A consultant designs a pill that simulates generosity, leaking it into Berlin’s club drug supply for the common cause. A parade of unreal empathy begins. Elvia Wilk‘s brave new world—in which artists have become consultants for corporations, and environmental action is above all else an aesthetic— is not so far from our own. Meaningless gestures continue to dominate the art world that Wilk satirises—in Basel over the weekend, Facebook commissioned an artist to, amongst other spectacles, host four North Pole themed dinner parties, in which real arctic ice was served to participants. As Wilk writes, “You honestly think [the patrons] don’t get the joke?…Of course they do, but they pretend not to, which is an even bigger joke. And [the artist] is pretending he doesn’t know they’re pretending. And that just makes it an even bigger joke. And on and on forever in an endless loop.”

My Year of Rest and Relaxation, Ottessa Moshfegh, Penguin Books, 2018

Image via Penguin Books.

So disembodied she doesn’t even have a name—a spiral of addiction and possible psychosis follows this nihilist gallerist and her search for sleep. “I can’t point to any one event that resulted in my decision to go into hibernation,” Moshfegh writes, “Initially, I just wanted some downers to drown out my thoughts and judgments, since the constant barrage made it hard not to hate everyone and everything. I thought life would be more tolerable if my brain were slower to condemn the world around me.” Painlessness is an impossible condition, and no matter what the drug manufacturer/ prescriber/ dealer may say, nothing in this world is without consequence.

The New Jim Crow: Mass Incarceration in the Age of Colorblindness, Michelle Alexander, The New Press, 2010

In the past three decades, the US prison population exploded from 300,000 to over 2 million, with the vast majority drug convictions. Michelle Alexander examines the war on drugs, more aptly described as the prison industrial complex, and the power and prerogative of the state to incarcerate hundreds of thousands of black men. We are quick to denounce racism when it is individualised‚it is more difficult to interrogate its institutionalized form. As Alexander writes, “Like Jim Crow (and slavery), mass incarceration operates as a tightly networked system of laws, policies, customs, and institutions that operate collectively to ensure the subordinate status of a group defined largely by race.”

Image via Pinterest.

Divine Horsemen: The Voodoo Gods of Haiti, Maia Deren, McPherson, 1985

Maia Deren continues her search for experiences that escape representation.
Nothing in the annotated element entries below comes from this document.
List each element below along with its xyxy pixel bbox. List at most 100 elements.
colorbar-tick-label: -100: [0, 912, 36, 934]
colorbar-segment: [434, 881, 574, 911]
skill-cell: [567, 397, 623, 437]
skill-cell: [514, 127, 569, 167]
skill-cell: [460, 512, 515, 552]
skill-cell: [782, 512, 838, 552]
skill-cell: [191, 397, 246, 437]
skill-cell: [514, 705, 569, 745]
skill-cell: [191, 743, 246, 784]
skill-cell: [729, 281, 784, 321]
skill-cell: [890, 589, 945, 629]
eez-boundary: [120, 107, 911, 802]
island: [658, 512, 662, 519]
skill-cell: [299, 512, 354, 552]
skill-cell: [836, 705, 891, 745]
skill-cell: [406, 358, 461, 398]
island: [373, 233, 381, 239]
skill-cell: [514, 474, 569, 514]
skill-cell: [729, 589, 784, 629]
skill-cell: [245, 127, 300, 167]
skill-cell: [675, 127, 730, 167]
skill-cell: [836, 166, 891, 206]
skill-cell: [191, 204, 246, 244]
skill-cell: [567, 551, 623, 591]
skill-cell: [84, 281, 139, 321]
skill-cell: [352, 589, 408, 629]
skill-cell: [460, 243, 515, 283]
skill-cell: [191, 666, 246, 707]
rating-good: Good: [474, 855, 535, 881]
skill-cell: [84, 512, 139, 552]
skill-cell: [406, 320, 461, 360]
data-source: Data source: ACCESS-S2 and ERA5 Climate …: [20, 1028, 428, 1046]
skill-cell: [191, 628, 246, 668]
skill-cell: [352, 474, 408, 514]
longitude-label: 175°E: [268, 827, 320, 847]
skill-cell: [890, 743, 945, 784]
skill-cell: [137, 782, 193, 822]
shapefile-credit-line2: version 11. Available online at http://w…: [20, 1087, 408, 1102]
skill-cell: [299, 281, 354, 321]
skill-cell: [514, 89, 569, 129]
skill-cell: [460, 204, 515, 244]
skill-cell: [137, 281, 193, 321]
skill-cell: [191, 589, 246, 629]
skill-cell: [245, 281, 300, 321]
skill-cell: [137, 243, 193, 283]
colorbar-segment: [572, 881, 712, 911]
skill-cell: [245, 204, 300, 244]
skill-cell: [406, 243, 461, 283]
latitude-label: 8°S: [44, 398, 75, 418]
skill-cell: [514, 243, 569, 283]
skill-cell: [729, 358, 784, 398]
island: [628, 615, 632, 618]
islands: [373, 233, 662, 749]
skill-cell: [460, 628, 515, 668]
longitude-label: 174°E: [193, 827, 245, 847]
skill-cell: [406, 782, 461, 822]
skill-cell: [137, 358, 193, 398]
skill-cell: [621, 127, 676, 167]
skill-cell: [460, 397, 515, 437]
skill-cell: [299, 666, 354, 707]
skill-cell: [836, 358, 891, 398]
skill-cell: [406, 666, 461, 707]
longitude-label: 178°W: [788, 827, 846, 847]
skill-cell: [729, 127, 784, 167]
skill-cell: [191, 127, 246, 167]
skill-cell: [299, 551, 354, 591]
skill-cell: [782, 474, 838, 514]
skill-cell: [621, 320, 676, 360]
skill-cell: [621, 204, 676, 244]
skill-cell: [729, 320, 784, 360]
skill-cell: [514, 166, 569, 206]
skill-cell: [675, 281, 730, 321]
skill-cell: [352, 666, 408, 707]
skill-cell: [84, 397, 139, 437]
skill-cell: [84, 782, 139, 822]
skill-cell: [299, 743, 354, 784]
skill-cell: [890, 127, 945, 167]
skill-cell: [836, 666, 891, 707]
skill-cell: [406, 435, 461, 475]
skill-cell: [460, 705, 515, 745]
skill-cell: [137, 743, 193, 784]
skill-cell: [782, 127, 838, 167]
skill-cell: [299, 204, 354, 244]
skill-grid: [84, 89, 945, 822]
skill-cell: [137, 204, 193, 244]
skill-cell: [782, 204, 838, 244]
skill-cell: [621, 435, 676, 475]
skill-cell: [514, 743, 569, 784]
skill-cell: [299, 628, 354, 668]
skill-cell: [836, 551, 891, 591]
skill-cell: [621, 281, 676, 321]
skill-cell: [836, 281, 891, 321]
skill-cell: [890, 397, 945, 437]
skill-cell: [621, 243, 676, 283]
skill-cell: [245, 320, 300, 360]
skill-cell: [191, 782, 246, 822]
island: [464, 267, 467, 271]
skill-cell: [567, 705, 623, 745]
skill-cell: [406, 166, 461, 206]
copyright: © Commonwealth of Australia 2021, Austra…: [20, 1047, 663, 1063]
Divine Horsemen describes the possession the artist, film-maker and writer experienced when she attended the ritual celebration of the Haitian goddess Erzulie. 

The Politics and Poetics of Transgression, Cornell University Press, Peter Stallybrass and Allon White, 1986

In Peter Stallybrass and Allison White’s seminal text, The Politics and Poetics of Transgression, the politics of pleasure are interrogated. Are minor transgressions, ostensibly criminalized, tolerated precisely because they prevent true rebellions?